2. Polylactic Acid
• Polylactic acid (PLA): is a bio-based plastic derived from renewable resources such as fermented corn starch, sugarcane, or tapioca roots.
It has a variety of advantages in industrial applications and is an excellent promising replacement for non-degradable petroleum-based
polymers like polypropylene, polyethylene, or polystyrene. Advantages of PLA over conventional plastics include its availability, eco-
friendliness, biocompatibility, competitive cost, and its ease of biodegradability and processability into final products.

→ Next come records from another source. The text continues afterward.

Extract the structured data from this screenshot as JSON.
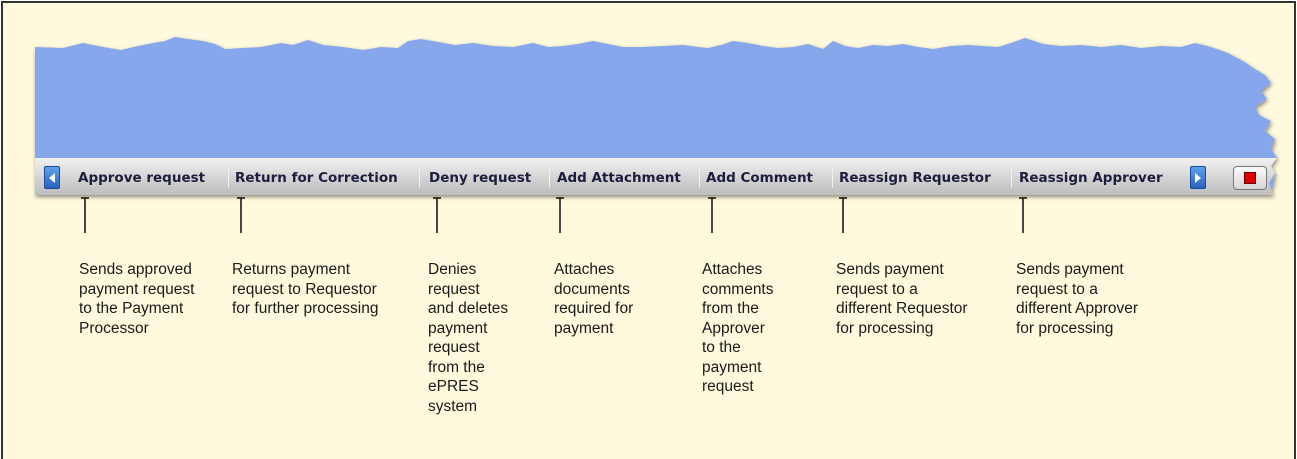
{
  "toolbar": {
    "scroll_left_icon": "triangle-left-icon",
    "scroll_right_icon": "triangle-right-icon",
    "stop_icon": "red-square-icon",
    "buttons": [
      {
        "label": "Approve request"
      },
      {
        "label": "Return for Correction"
      },
      {
        "label": "Deny request"
      },
      {
        "label": "Add Attachment"
      },
      {
        "label": "Add Comment"
      },
      {
        "label": "Reassign Requestor"
      },
      {
        "label": "Reassign Approver"
      }
    ]
  },
  "descriptions": [
    [
      "Sends approved",
      "payment request",
      "to the Payment",
      "Processor"
    ],
    [
      "Returns payment",
      "request to Requestor",
      "for further processing"
    ],
    [
      "Denies",
      "request",
      "and deletes",
      "payment",
      "request",
      "from the",
      "ePRES",
      "system"
    ],
    [
      "Attaches",
      "documents",
      "required for",
      "payment"
    ],
    [
      "Attaches",
      "comments",
      "from the",
      "Approver",
      "to the",
      "payment",
      "request"
    ],
    [
      "Sends payment",
      "request to a",
      "different Requestor",
      "for processing"
    ],
    [
      "Sends payment",
      "request to a",
      "different Approver",
      "for processing"
    ]
  ],
  "colors": {
    "background": "#fff9dd",
    "banner": "#86a7ec",
    "toolbar": "#d2d2d2",
    "scroll_button": "#3c7bd6",
    "stop": "#e00000"
  }
}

Preparation of polylactic acid
• Extraction and fermentation of biomass (corn starch, sugarcane etc) by microorganisms to produce a metabolic byproduct known as
lactic acid (LA).
• Purification of LA: high-purity LA is exctracted and purified by various separation techniques, such as filtration, distillation, or
crystallization.
• Polymerization of LA: The isolated LA undergos direct or indirect condensation polymerization reactions at high temperature to eliminate
water molecules, resulting to formation of PLA polymer chains.
• PLA Processing: The resulting PLA polymer is further processed by extrusion and molding into finished products like bottles, sheets, films,
and other biodegradable devices
3. Hydroxyapatite
• Hydroxyapatite (HA): is a naturally occurring mineral form of calcium apatite, which is the main component of human
bones and teeth. HA can be obtained from natural sources like animal bones or synthesized in the laboratory. HA is a
white, crystalline powder that closely resembles the mineral composition of human bones and teeth. HA is a
relatively hard material, providing structural support. HA offers excellent biocompatibility and osteoconductivity,
making it an ideal material for bone regeneration and repair applications. Its similarity to natural bone and slow
resorption rate further contribute to its effectiveness and long-term stability.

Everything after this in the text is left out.